Inilah kota dengan prasarana yang berkembang frantik dengan pola carut marut. Sebagai penyeimbang, dianugerahkanlah kantong-kantong pergaulan yang berkembang teratur dan terpola cantik laksana sarang laba-laba. Orang-orang lama, orang-orang baru, dan orang-orang yang akan datang, terjalin rapi oleh benang-benang tak terlihat namun dapat dirunuti begitu engkau menjejak di atasnya. Cukup satu untuk tahu semua, begitu kata mereka lagi. Dan kau tak pernah tahu pertemuan mana yang akan membawamu ke manusia kunci seperti itu. Selebriti lokal. Manusia yang akan membuka gerbang terhadap sejaring selebriti lain. Sampai satu saat, disadari atau tidak, kau bertranformasi menjadi salah satu dari mereka.
[Dee, Supernova episode Petir]
Dua paragraf di atas saya sadur dari buku Supernova edisi Petir karya Dewi Lestari. Menurut saya tulisan di atas merupakan penggambaran yang tepat bagi Kota Bandung sesuai dengan apa yang berputar di kepala saya selama ini. Dewi Lestari yang bisa memaparkannya dengan tepat. Saya? Saya terlalu bingung menyusun kata-kata.
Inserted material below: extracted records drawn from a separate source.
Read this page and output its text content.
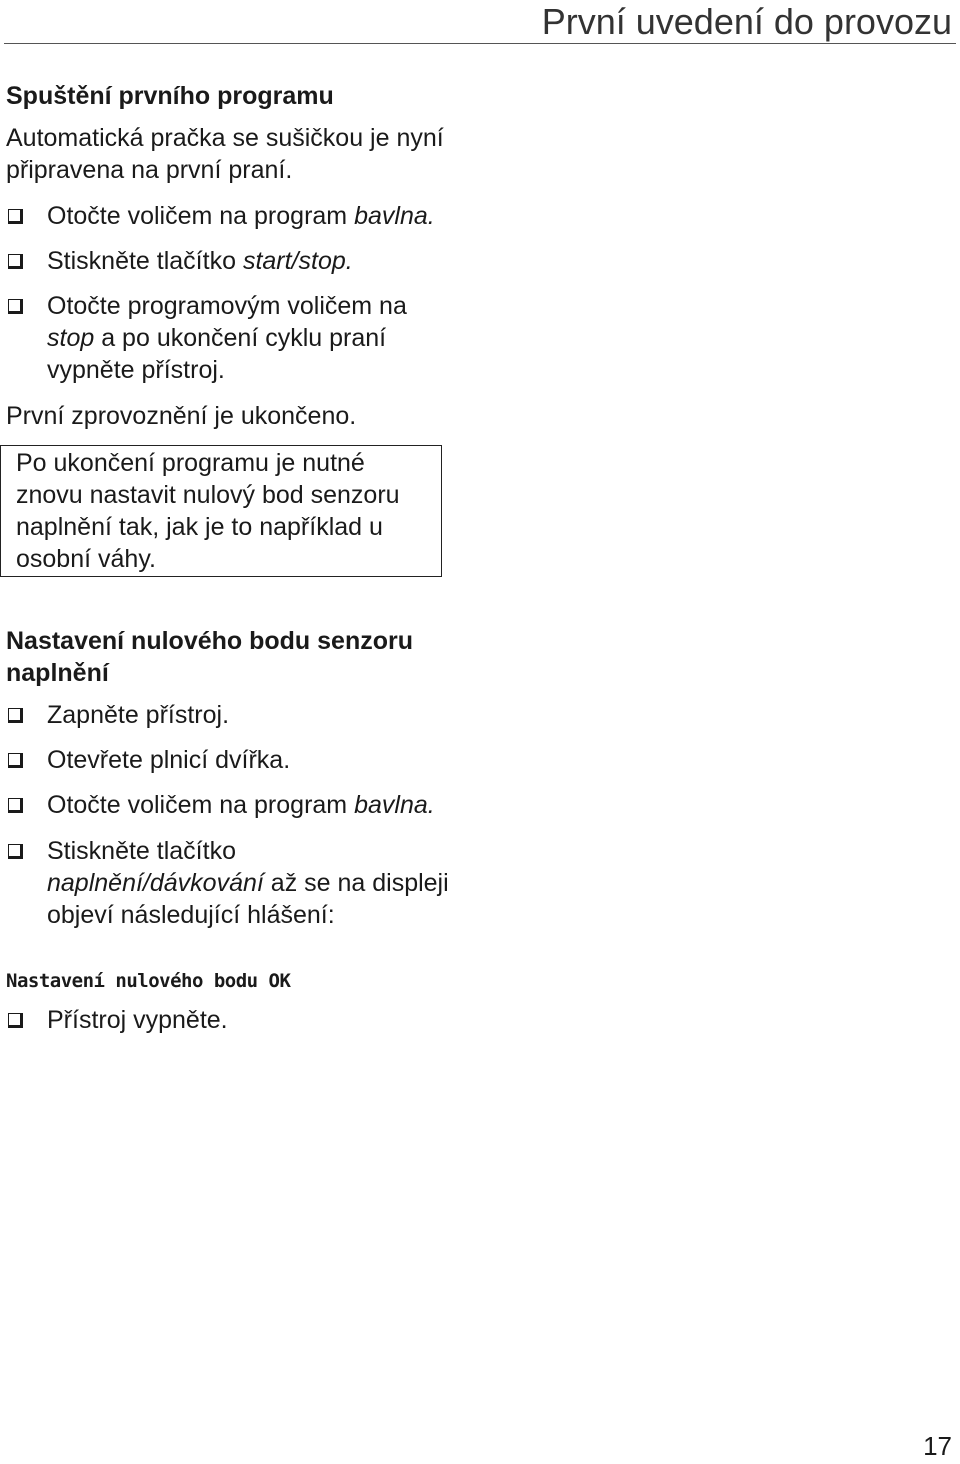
První uvedení do provozu
Spuštění prvního programu

Automatická pračka se sušičkou je nyní připravena na první praní.

Otočte voličem na program bavlna.
Stiskněte tlačítko start/stop.
Otočte programovým voličem na stop a po ukončení cyklu praní vypněte přístroj.

První zprovoznění je ukončeno.

Po ukončení programu je nutné znovu nastavit nulový bod senzoru naplnění tak, jak je to například u osobní váhy.
Nastavení nulového bodu senzoru naplnění
Zapněte přístroj.
Otevřete plnicí dvířka.
Otočte voličem na program bavlna.
Stiskněte tlačítko naplnění/dávkování až se na displeji objeví následující hlášení:
Nastavení nulového bodu OK
Přístroj vypněte.
17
21 tahun lebih saya tinggal di kota ini. Beberapa kali mencoba keluar melalui berbagai jalur, program beasiswa, program pertukaran pelajar, program les Bahasa Inggris, bahkan kuliah kerja praktek yang hanya berjarak 2 jam lewat Tol Cipularang. Tak ada yang direstui, saya tetap tinggal disini. Menghirup aroma hujan, dan duduk di angkot yang berputar-putar. Kota ini seperti tempurung bagi saya. Orang-orang baru dan lama datang dan pergi, tapi saya tetap disini.
Fenomena yang menarik bagi saya bila mengingat bahwa di kota ini saya mengenal orang-orang yang tadinya tidak ada disini. Saya yang berdiri disini terus, mereka yang datang. Atau orang-orang yang tadinya ada disini tapi sekarang tidak ada lagi. Saya disini terus dan mereka yang pergi.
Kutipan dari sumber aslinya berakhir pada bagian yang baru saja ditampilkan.